We both laughed. I’m not sure which of us thought the other was more of a dope.

That owner must have planted it decades ago. Has it taken over 30 years for that flower to burst out, or 30 years for me to notice it?

Peter should be home from singing in the choir any minute. I took another mystery casserole out of the freezer for dinner earlier today and made a cucumber salad.

The last frozen meal I pulled out was labeled Vegetarian Lasagne with Pork Sausage. Obviously it wasn’t vegan. Did I mean the pasta was vegetarian? Opposed to what?

Interestingly the reheating instructions were rather intricate, thaw for 24 hours, heat wrapped, continue heating unwrapped, and then let sit forever. It was pretty good, however I have no idea where this recipe came from. 

Yet another successful dinner never to be repeated.
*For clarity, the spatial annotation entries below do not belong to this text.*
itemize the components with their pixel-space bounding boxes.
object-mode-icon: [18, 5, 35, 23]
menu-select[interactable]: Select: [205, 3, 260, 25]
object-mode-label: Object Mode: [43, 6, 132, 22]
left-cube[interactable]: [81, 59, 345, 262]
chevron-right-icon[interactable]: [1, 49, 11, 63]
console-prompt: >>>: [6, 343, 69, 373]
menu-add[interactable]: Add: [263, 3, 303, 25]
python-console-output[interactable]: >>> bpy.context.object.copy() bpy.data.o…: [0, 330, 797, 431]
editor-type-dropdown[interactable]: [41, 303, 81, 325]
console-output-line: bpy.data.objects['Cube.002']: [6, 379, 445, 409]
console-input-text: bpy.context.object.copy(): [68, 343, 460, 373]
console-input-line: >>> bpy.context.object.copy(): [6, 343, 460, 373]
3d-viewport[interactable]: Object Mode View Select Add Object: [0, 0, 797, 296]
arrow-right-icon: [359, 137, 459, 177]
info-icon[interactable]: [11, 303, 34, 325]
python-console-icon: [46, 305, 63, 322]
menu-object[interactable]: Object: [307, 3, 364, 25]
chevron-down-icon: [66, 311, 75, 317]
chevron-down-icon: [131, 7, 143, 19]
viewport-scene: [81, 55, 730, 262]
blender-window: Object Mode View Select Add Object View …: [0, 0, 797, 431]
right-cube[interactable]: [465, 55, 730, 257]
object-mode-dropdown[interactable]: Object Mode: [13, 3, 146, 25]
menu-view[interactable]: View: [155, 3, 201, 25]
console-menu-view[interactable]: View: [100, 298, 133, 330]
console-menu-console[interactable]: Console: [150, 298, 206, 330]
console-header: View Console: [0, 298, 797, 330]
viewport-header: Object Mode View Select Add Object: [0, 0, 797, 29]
At least I know I’d be a terrible cookbook author. 

After dinner the three of us will take our nightly stroll. We have to be prepared for that fumbling porcupette. It keeps coming around the house and we shoo it off with brooms and the old pool skimmer. The mom came by earlier in the spring to see how we all would react. Everyone was calm and Lassie gave it a wide berth. It ran off after a little coaxing.

She was letting us know that one of her offspring would be fumbling around soon but would eventually get the picture and head for the hills.

The young porcupine is still learning as the mother watches from the treetops, and we all wait patiently.

That was a very productive walk. 

It gave me a chance to remember that sometimes no one is right and no one’s wrong, remain observant even when I think I’ve seen it all, I can write what I want, and community requires patience with fumblers.

“Lassie, I think it’s time we stretch our legs.”